Use pure metrics¶
Goal: configure deterministic scoring based only on parsed output and case data.
When to use this:
Use this guide when you do not need judge models or workflow execution.
Procedure¶
Choose one or more builtin pure metrics such as builtin/exact_match, builtin/f1, or builtin/bleu, and pair them with a parser that normalizes the reduced candidate into the shape the metric expects.
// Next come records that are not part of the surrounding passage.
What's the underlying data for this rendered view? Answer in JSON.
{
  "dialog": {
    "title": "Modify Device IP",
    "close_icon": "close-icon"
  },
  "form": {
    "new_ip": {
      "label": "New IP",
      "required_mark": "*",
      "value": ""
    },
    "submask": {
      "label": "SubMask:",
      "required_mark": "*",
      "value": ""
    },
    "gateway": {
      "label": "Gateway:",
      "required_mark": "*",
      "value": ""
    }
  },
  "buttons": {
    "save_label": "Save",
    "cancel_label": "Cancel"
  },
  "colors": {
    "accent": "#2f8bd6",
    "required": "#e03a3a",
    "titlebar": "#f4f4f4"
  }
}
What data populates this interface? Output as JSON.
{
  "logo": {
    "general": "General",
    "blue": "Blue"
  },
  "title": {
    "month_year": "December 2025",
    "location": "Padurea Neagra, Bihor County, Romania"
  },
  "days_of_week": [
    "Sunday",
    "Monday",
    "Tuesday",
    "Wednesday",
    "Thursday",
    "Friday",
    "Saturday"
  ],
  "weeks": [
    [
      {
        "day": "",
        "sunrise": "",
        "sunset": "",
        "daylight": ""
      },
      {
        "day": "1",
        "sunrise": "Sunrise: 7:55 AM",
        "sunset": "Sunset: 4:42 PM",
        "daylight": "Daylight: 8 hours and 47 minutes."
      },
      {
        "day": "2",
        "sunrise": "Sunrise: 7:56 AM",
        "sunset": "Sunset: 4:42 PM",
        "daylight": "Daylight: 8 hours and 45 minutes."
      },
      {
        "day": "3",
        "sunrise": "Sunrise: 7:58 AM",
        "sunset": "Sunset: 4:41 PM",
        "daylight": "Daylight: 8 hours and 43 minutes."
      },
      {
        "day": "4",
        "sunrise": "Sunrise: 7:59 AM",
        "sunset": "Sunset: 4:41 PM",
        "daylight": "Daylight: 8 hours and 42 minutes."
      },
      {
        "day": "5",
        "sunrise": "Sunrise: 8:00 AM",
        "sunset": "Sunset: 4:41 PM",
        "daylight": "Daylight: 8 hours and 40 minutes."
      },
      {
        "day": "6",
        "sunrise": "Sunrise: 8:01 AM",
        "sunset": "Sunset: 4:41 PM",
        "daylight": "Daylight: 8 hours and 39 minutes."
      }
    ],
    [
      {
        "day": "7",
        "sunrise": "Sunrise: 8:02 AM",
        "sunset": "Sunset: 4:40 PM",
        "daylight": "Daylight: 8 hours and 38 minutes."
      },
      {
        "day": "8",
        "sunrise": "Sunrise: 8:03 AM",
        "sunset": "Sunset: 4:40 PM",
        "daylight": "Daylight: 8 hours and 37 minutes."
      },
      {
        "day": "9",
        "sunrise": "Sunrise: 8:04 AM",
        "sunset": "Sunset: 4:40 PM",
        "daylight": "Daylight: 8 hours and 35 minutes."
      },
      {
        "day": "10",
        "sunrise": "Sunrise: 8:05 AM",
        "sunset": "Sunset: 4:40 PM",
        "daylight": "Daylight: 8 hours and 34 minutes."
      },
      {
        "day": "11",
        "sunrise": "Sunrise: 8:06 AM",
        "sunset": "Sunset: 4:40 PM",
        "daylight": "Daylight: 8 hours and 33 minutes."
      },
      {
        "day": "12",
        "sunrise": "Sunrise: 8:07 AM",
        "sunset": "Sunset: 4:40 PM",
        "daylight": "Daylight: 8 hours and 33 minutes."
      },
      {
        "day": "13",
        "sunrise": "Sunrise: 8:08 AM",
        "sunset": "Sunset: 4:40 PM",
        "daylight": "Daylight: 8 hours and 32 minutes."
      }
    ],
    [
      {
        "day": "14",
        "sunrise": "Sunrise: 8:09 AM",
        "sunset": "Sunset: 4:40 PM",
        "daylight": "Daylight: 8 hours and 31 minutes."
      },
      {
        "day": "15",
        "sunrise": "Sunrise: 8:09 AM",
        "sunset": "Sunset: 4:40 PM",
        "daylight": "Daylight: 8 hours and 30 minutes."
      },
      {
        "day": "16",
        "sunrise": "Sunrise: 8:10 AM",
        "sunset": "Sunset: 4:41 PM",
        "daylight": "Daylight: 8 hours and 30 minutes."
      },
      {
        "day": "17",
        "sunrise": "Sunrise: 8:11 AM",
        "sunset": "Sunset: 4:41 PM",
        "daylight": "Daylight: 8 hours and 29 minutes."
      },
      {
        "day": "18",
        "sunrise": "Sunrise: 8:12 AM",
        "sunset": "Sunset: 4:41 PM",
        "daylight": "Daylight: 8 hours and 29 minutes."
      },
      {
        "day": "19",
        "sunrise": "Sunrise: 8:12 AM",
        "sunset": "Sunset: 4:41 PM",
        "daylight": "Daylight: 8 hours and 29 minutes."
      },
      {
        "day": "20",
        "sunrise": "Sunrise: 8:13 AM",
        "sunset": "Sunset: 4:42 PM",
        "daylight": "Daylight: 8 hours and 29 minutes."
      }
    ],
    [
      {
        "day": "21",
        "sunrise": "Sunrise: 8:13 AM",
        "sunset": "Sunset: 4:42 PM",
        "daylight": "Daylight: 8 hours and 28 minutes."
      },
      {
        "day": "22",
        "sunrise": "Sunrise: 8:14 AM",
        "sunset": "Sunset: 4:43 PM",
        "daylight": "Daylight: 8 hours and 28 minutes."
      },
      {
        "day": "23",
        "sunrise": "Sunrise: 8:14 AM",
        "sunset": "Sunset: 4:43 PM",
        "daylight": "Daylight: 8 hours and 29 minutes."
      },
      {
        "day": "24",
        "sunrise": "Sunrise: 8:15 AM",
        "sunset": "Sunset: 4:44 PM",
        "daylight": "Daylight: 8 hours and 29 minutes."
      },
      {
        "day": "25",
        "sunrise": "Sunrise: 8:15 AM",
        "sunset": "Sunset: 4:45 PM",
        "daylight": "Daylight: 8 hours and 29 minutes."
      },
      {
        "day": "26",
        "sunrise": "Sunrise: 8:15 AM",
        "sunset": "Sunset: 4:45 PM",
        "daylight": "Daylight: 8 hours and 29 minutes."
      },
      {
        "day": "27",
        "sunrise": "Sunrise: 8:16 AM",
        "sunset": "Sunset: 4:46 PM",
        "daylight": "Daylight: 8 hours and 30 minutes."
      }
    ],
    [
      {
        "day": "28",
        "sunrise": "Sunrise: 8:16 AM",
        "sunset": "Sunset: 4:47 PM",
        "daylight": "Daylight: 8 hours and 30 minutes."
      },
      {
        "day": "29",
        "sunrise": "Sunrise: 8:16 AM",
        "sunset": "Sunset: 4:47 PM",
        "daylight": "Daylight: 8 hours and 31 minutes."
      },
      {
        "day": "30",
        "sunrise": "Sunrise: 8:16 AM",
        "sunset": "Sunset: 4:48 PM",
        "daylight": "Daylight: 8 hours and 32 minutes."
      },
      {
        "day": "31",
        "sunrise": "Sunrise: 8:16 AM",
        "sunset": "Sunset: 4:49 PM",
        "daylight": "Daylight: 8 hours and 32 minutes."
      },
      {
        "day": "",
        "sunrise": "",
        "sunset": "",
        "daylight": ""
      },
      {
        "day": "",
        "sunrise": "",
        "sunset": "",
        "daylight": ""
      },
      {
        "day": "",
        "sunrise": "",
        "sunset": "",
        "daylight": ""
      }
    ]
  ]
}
from __future__ import annotations
from themis import Experiment
from themis.core.config import EvaluationConfig, GenerationConfig, StorageConfig
from themis.core.models import Case, Dataset
def run_example() -> dict[str, object]:
"""Execute builtin pure metrics together."""
experiment = Experiment(
generation=GenerationConfig(
generator="builtin/demo_generator", reducer="builtin/majority_vote"
),
evaluation=EvaluationConfig(
metrics=["builtin/exact_match", "builtin/f1", "builtin/bleu"],
parsers=["builtin/json_identity"],
),
storage=StorageConfig(store="memory"),
datasets=[
Dataset(
dataset_id="sample",
cases=[
Case(
case_id="case-1",
input={"question": "2+2"},
expected_output={"answer": "4"},
)
],
)
],
)
result = experiment.run()
return {
"run_id": result.run_id,
"status": result.status.value,
"score_ids": [score.metric_id for score in result.cases[0].scores],
}
if __name__ == "__main__":
print(run_example())
Pure metrics score parsed outputs directly. They do not require judge models or workflow execution.
Variants¶
| Variant | Best when | Tradeoff | Related APIs / commands |
|---|---|---|---|
| Exact structured comparison | Parsed output should match the expected value exactly | Too strict for fuzzy or stylistic outputs | builtin/exact_match |
| Token-overlap style scoring | Partial lexical overlap is more meaningful than exact equality | Still surface-form based, not semantic judging | builtin/f1, builtin/bleu |
| Task-specific deterministic logic | The scoring rule is deterministic but domain-specific | Requires custom metric implementation | PureMetric |
Expected result¶
The run should complete without judge models and produce direct final scores.